If you want, you could even modify the script in my previous post to do this splitting after the arecordmidi
command is terminated. I’m not revisiting my recordings that often, so I’ve so far decided to use this tool on “need to do it basis”. :)
2 comments
.bonga:
Please modify the “#Controlling info” section and add an additional condition before pedals.remove(), because in my real life situation this code run to a KeyError exception.

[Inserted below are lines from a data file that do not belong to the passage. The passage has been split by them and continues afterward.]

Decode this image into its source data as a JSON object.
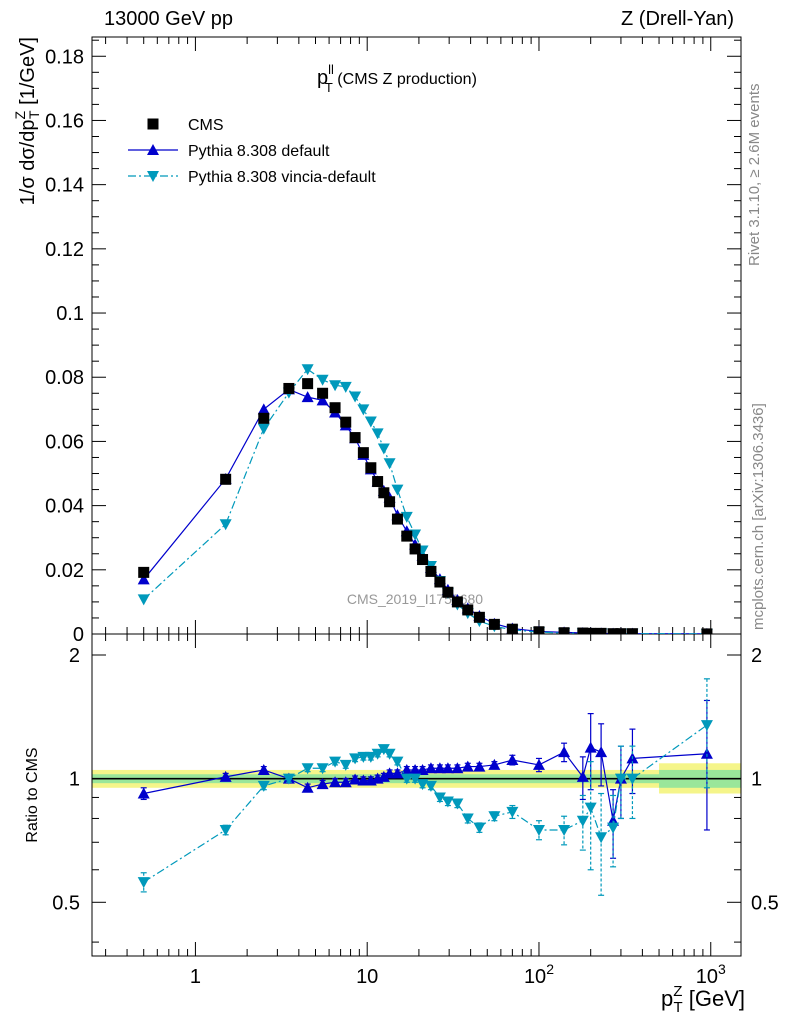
{
  "header": {
    "left": "13000 GeV pp",
    "right": "Z (Drell-Yan)"
  },
  "side_labels": {
    "top": "Rivet 3.1.10, ≥ 2.6M events",
    "bottom": "mcplots.cern.ch [arXiv:1306.3436]"
  },
  "chart_data": {
    "type": "scatter",
    "title_main": "p",
    "title_sup": "ll",
    "title_sub": "T",
    "title_rest": "(CMS Z production)",
    "watermark": "CMS_2019_I1753680",
    "xlabel": {
      "main": "p",
      "sup": "Z",
      "sub": "T",
      "unit": "[GeV]"
    },
    "ylabel_main": "1/σ dσ/dp",
    "ylabel_sup": "Z",
    "ylabel_sub": "T",
    "ylabel_unit": "[1/GeV]",
    "ratio_ylabel": "Ratio to CMS",
    "x_scale": "log",
    "xlim": [
      0.25,
      1500
    ],
    "ylim": [
      0,
      0.186
    ],
    "ratio_ylim": [
      0.37,
      2.25
    ],
    "x_ticks": [
      {
        "value": 1,
        "label": "1",
        "sup": ""
      },
      {
        "value": 10,
        "label": "10",
        "sup": ""
      },
      {
        "value": 100,
        "label": "10",
        "sup": "2"
      },
      {
        "value": 1000,
        "label": "10",
        "sup": "3"
      }
    ],
    "y_ticks": [
      {
        "value": 0,
        "label": "0"
      },
      {
        "value": 0.02,
        "label": "0.02"
      },
      {
        "value": 0.04,
        "label": "0.04"
      },
      {
        "value": 0.06,
        "label": "0.06"
      },
      {
        "value": 0.08,
        "label": "0.08"
      },
      {
        "value": 0.1,
        "label": "0.1"
      },
      {
        "value": 0.12,
        "label": "0.12"
      },
      {
        "value": 0.14,
        "label": "0.14"
      },
      {
        "value": 0.16,
        "label": "0.16"
      },
      {
        "value": 0.18,
        "label": "0.18"
      }
    ],
    "ratio_ticks": [
      {
        "value": 0.5,
        "label": "0.5"
      },
      {
        "value": 1,
        "label": "1"
      },
      {
        "value": 2,
        "label": "2"
      }
    ],
    "legend_position": "top-left",
    "colors": {
      "data": "#000000",
      "default": "#0000cc",
      "vincia": "#0099bb",
      "band_inner": "#9ae69a",
      "band_outer": "#f5f58a"
    },
    "x": [
      0.5,
      1.5,
      2.5,
      3.5,
      4.5,
      5.5,
      6.5,
      7.5,
      8.5,
      9.5,
      10.5,
      11.5,
      12.5,
      13.5,
      15,
      17,
      19,
      21,
      23.5,
      26.5,
      29.5,
      33.5,
      38.5,
      45,
      55,
      70,
      100,
      140,
      180,
      200,
      230,
      270,
      300,
      350,
      950
    ],
    "series": [
      {
        "name": "CMS",
        "marker": "square",
        "values": [
          0.0192,
          0.0482,
          0.0672,
          0.0765,
          0.078,
          0.075,
          0.0705,
          0.066,
          0.0612,
          0.0565,
          0.0518,
          0.0475,
          0.044,
          0.0412,
          0.0358,
          0.0305,
          0.0265,
          0.0232,
          0.0195,
          0.0162,
          0.013,
          0.01,
          0.0075,
          0.0052,
          0.003,
          0.0015,
          0.0007,
          0.0004,
          0.0003,
          0.0002,
          0.0002,
          0.0001,
          0.0001,
          0.0001,
          3e-05
        ],
        "ratio": [
          1,
          1,
          1,
          1,
          1,
          1,
          1,
          1,
          1,
          1,
          1,
          1,
          1,
          1,
          1,
          1,
          1,
          1,
          1,
          1,
          1,
          1,
          1,
          1,
          1,
          1,
          1,
          1,
          1,
          1,
          1,
          1,
          1,
          1,
          1
        ]
      },
      {
        "name": "Pythia 8.308 default",
        "marker": "triangle-up",
        "line": "solid",
        "values": [
          0.017,
          0.0483,
          0.07,
          0.0762,
          0.0738,
          0.0728,
          0.069,
          0.065,
          0.061,
          0.0558,
          0.0513,
          0.0475,
          0.0446,
          0.0425,
          0.037,
          0.032,
          0.0279,
          0.0244,
          0.0206,
          0.0171,
          0.0138,
          0.0106,
          0.008,
          0.0056,
          0.0032,
          0.0017,
          0.0008,
          0.0005,
          0.0003,
          0.0002,
          0.0002,
          0.0001,
          0.0001,
          0.0001,
          3e-05
        ],
        "ratio": [
          0.92,
          1.01,
          1.05,
          1.0,
          0.95,
          0.97,
          0.98,
          0.98,
          0.995,
          0.99,
          0.99,
          1.0,
          1.01,
          1.03,
          1.03,
          1.05,
          1.05,
          1.05,
          1.06,
          1.06,
          1.06,
          1.06,
          1.07,
          1.07,
          1.08,
          1.11,
          1.08,
          1.16,
          1.01,
          1.19,
          1.16,
          0.79,
          1.0,
          1.12,
          1.15
        ],
        "ratio_err": [
          0.03,
          0.02,
          0.02,
          0.02,
          0.02,
          0.02,
          0.02,
          0.02,
          0.02,
          0.02,
          0.02,
          0.02,
          0.02,
          0.02,
          0.02,
          0.02,
          0.02,
          0.02,
          0.02,
          0.02,
          0.02,
          0.02,
          0.02,
          0.02,
          0.02,
          0.03,
          0.04,
          0.06,
          0.12,
          0.25,
          0.2,
          0.15,
          0.2,
          0.2,
          0.4
        ]
      },
      {
        "name": "Pythia 8.308 vincia-default",
        "marker": "triangle-down",
        "line": "dashdot",
        "values": [
          0.0108,
          0.0342,
          0.064,
          0.0752,
          0.0825,
          0.0792,
          0.0775,
          0.077,
          0.074,
          0.07,
          0.0662,
          0.0625,
          0.0578,
          0.0532,
          0.045,
          0.0365,
          0.031,
          0.026,
          0.0212,
          0.0165,
          0.0128,
          0.0092,
          0.0065,
          0.004,
          0.0024,
          0.0013,
          0.0006,
          0.0003,
          0.0002,
          0.00015,
          0.00012,
          0.0001,
          0.0001,
          0.0001,
          3e-05
        ],
        "ratio": [
          0.56,
          0.75,
          0.96,
          1.0,
          1.06,
          1.06,
          1.1,
          1.08,
          1.12,
          1.13,
          1.13,
          1.15,
          1.18,
          1.15,
          1.1,
          1.0,
          1.0,
          0.97,
          0.96,
          0.9,
          0.88,
          0.87,
          0.8,
          0.76,
          0.81,
          0.83,
          0.75,
          0.75,
          0.79,
          0.85,
          0.72,
          0.76,
          1.0,
          1.0,
          1.35
        ],
        "ratio_err": [
          0.03,
          0.02,
          0.02,
          0.02,
          0.02,
          0.02,
          0.02,
          0.02,
          0.02,
          0.02,
          0.02,
          0.02,
          0.02,
          0.02,
          0.02,
          0.02,
          0.02,
          0.02,
          0.02,
          0.02,
          0.02,
          0.02,
          0.02,
          0.02,
          0.02,
          0.03,
          0.04,
          0.06,
          0.12,
          0.25,
          0.2,
          0.15,
          0.2,
          0.2,
          0.4
        ]
      }
    ]
  }
}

The additional condition has to examine, whether it[2] is in the pedals set:
if it[3] == “‘0”:
if it[2] in pedals:
pedals.remove(it[2])
Joonas Pihlajamaa:
Good call, I can see how that could happen, if the device sends 0 first or the arecordmidi starts a bit late after pedal is already pressed.
I changed remove() to discard(), so it will just do nothing if they is missing.